He didn’t have to be a candidate to be a candidate already. When, on November 9, the Head of State addressed the French, relying on a new intervention concerning the Covid-19, it was not only the Macron “manager” of the pandemic who presented but also the pre-candidate for re-election, already fully projected into the presidential fight. Emmanuel Macron is therefore in the campaign, taking advantage of the direct link he established with the French during the crisis to place himself above the fray and step over – at least symbolically – the electoral process: he drew a glowing pre- assessment of his action (return to growth, falling unemployment, stimulus plan), demonstrated that he is still in charge (by relaunching nuclear power plants) and happily projected himself into a second five-year term, announcing the adoption of pension reform after the election.
Covid, economy, plans for the future … Macron awards himself the “very good” mention
This is how Emmanuel Macron has governed since our country was struck by the pandemic: through regular speeches, all the more followed as they are dramatized by the health issue and all the more appreciated by the President that they are devoid of any contradiction. The Macronian Covid is that it allowed the Head of State to anchor his exclusive relationship with our fellow citizens, reinforcing the very French idea that power comes almost exclusively from the top, in a direct relationship to the nation. The centralization and verticality of decision-making were only accentuated: as at the height of the crisis when everything was played out in the secrecy of scientific advice and, ultimately, in the heart of the president. And as the president does daily by favoring an extremely narrow circle around him, whose central and inescapable character is his loyal right-hand man, Alexis Kohler, the secretary general of the Elysee.

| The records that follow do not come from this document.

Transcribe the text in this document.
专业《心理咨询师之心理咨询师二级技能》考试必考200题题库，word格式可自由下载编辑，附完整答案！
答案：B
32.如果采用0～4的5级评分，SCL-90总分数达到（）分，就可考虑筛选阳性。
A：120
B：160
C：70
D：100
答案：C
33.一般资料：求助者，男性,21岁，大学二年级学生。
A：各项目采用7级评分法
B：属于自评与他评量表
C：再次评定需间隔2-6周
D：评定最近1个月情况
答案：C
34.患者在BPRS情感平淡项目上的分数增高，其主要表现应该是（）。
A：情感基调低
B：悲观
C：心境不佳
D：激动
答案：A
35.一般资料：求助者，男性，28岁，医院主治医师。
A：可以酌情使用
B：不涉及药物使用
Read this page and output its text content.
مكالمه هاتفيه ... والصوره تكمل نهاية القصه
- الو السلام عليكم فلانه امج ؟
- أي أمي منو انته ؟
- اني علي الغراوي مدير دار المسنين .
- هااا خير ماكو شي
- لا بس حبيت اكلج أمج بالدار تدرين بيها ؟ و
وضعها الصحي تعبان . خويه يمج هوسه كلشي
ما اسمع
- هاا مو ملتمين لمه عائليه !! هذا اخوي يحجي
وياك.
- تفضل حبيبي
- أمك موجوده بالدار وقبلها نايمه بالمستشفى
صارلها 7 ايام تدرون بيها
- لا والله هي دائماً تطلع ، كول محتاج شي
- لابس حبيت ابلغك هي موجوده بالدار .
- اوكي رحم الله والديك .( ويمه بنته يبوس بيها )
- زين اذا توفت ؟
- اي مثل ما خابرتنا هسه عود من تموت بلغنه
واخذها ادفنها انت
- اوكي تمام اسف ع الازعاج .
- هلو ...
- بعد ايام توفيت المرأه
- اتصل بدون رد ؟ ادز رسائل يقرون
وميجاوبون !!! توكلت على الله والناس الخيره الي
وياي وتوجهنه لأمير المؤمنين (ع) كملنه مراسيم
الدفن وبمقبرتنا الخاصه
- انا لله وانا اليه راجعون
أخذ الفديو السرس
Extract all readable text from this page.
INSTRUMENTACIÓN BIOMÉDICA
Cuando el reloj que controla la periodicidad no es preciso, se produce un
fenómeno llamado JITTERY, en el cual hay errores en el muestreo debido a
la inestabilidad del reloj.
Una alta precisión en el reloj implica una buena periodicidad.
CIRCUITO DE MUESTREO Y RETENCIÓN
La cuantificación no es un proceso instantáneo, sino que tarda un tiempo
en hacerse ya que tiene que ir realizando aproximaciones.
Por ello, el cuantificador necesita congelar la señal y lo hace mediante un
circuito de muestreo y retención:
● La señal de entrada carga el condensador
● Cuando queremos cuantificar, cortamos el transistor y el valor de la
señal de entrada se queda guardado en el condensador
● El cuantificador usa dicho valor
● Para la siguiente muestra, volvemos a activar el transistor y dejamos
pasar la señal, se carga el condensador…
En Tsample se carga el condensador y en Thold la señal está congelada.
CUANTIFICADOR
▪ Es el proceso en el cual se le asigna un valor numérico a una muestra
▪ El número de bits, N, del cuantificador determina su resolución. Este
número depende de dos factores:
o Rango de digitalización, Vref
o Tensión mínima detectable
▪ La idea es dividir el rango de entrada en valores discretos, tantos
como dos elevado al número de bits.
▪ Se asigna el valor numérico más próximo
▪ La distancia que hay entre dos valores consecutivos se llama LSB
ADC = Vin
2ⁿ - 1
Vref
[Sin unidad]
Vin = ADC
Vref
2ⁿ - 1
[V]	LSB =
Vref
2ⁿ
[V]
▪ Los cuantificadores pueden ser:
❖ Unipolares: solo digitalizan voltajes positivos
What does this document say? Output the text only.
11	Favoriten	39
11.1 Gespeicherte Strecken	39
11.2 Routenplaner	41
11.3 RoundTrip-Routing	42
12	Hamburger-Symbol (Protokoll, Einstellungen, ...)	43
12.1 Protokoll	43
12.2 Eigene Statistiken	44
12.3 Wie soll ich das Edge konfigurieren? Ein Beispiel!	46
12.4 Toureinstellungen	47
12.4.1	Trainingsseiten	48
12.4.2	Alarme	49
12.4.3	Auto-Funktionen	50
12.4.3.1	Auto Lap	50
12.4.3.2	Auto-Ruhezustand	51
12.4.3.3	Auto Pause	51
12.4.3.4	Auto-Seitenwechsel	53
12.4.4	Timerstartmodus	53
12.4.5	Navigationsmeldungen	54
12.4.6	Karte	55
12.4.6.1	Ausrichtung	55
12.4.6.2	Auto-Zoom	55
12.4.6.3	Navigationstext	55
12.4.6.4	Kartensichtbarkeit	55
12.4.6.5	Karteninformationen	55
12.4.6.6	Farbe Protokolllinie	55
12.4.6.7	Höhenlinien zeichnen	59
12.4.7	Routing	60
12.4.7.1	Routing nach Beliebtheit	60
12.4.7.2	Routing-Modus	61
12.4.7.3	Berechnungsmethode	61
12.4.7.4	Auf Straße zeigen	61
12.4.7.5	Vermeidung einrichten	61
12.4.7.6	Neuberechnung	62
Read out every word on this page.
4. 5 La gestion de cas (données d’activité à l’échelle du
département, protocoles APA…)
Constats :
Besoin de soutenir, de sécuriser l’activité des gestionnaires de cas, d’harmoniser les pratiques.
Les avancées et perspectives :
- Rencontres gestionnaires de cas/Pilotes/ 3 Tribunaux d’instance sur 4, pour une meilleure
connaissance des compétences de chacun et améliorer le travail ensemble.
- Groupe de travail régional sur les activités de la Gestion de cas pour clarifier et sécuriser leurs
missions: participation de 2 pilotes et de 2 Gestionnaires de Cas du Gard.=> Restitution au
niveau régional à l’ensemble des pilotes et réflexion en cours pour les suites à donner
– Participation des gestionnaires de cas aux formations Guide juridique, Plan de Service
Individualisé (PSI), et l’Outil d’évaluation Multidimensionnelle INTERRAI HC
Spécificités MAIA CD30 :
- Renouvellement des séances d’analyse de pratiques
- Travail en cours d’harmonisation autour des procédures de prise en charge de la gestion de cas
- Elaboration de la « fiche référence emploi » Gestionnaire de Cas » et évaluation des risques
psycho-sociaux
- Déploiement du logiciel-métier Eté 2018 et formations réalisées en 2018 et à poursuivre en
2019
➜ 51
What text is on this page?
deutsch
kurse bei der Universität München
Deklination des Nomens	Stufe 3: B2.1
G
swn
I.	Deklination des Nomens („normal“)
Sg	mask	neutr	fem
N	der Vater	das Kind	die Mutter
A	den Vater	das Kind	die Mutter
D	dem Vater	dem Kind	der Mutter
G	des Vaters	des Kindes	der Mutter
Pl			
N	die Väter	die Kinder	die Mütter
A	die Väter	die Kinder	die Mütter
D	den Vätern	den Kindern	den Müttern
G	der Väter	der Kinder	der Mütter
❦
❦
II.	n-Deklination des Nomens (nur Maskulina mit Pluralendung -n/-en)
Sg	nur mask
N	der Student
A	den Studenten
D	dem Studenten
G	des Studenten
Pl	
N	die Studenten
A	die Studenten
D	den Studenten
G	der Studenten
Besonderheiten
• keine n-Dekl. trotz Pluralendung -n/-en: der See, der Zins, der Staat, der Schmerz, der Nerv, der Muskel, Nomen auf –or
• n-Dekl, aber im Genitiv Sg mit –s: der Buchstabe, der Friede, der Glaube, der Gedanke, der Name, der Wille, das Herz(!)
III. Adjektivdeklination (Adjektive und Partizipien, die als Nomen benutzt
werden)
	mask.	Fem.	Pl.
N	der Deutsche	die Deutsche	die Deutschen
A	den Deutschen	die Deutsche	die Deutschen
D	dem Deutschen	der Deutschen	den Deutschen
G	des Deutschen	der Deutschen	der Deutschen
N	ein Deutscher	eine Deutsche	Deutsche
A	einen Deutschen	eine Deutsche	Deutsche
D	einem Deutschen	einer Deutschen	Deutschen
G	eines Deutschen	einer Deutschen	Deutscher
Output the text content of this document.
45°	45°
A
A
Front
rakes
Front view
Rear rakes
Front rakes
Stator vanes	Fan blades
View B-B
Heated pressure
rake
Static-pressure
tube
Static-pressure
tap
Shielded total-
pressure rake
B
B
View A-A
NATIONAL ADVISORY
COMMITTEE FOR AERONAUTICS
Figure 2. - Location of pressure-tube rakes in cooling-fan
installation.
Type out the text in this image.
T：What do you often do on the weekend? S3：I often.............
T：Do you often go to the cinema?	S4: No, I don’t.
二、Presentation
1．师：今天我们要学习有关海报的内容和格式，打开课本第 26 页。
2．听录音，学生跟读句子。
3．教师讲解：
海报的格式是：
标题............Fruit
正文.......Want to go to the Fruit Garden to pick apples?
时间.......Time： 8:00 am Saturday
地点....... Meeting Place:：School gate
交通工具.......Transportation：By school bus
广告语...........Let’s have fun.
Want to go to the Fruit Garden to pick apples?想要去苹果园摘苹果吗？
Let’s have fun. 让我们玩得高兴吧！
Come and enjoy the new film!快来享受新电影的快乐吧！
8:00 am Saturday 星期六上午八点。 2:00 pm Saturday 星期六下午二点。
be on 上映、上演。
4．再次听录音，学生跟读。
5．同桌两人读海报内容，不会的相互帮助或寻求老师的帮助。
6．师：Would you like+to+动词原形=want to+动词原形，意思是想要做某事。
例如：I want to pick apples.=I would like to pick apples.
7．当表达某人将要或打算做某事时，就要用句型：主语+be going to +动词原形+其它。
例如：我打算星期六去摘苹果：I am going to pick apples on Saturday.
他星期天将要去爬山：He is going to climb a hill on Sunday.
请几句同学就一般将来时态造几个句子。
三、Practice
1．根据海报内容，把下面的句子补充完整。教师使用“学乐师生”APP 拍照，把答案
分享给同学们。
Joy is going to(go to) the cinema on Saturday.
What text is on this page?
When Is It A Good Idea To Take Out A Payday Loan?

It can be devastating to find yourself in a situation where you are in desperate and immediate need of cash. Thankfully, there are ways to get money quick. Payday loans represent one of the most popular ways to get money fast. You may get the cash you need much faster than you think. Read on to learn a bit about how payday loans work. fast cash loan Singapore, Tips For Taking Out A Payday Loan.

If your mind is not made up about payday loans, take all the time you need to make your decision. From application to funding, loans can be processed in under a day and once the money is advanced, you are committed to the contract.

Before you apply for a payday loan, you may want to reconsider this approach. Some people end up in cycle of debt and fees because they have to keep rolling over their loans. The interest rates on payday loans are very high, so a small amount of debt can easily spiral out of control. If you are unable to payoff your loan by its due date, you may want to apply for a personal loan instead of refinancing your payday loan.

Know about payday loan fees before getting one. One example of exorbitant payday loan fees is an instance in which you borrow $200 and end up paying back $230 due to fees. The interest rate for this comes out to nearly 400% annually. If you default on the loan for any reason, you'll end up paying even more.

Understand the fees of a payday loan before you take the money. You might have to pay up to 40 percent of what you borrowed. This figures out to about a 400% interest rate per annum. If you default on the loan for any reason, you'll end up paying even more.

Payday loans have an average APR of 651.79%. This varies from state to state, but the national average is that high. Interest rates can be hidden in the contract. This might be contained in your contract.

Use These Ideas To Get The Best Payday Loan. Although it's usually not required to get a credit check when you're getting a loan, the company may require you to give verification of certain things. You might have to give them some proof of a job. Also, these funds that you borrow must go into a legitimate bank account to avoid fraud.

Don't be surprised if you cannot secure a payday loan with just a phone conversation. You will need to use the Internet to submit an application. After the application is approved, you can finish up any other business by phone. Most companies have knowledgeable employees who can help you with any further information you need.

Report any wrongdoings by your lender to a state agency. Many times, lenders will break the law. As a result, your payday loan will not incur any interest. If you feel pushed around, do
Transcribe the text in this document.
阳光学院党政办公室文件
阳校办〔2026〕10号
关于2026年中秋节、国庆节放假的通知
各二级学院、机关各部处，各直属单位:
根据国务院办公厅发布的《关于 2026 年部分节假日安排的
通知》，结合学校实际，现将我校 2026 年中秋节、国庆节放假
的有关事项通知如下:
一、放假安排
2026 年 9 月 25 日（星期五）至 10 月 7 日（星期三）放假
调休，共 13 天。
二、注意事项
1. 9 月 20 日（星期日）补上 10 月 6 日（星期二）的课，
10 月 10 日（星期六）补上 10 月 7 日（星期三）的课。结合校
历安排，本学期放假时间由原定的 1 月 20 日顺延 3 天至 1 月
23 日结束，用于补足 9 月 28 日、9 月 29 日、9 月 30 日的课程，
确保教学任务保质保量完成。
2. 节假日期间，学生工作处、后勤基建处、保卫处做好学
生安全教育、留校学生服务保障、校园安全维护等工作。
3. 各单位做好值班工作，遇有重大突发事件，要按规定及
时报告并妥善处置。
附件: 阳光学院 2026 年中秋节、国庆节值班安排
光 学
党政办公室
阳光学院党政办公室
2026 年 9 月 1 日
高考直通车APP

Macron-Kohler: investigation of the Elysee twins
This exclusive, almost twin relationship, we explore in a major investigation that reveals the behind the scenes of the exercise of the state according to Macron. It sheds light on the way in which the president and his eminence grise like to decide alone, in direct engagement, without fear of confining the government to an executive role and Parliament to a registration chamber. This is how the youngest president of the Ve Republic, far from modernizing institutional practice, has never ceased to accentuate its shortcomings, reinforcing the monarchical drift of a regime that is increasingly at the end of its rope. He who had nevertheless promised to reform the institutions only prolonged the crisis, accentuated by the last major reform of the Constitution, in 2000 and 2001. Twenty years later, we continue to suffer its perverse effects with the establishment of the five-year term. and the inversion of the electoral calendar between presidential and legislative: a reform which resulted in the overvaluation of the presidential function and, consequently, in the weakening of the other powers.
By choosing this promotional subscription route, you accept the deposit of an analysis cookie by Google.
Every five years we are thus summoned to elect the one on whom the entire institutional vault will depend, in an ever more vain quest for the providential man or woman. This excessive personalization of political life could only reinforce populism, especially as it is accompanied by the virtual disappearance of parties and an absence of renewal of political personnel. It should come as no surprise that in this game, it is the candidates “disruptors”, outside the system (Macron yesterday, Zemmour today), who, adorning themselves in the finery of novelty, manage to pull out of the game. It is time that we realized that the imbalance of our institutions is one of the deep sources of the collective crisis and of the disenchantment of politics. This debate should not be technical, it is of general interest: we urgently need to deeply modernize our public life to counter the dangerous exhaustion of our democracy.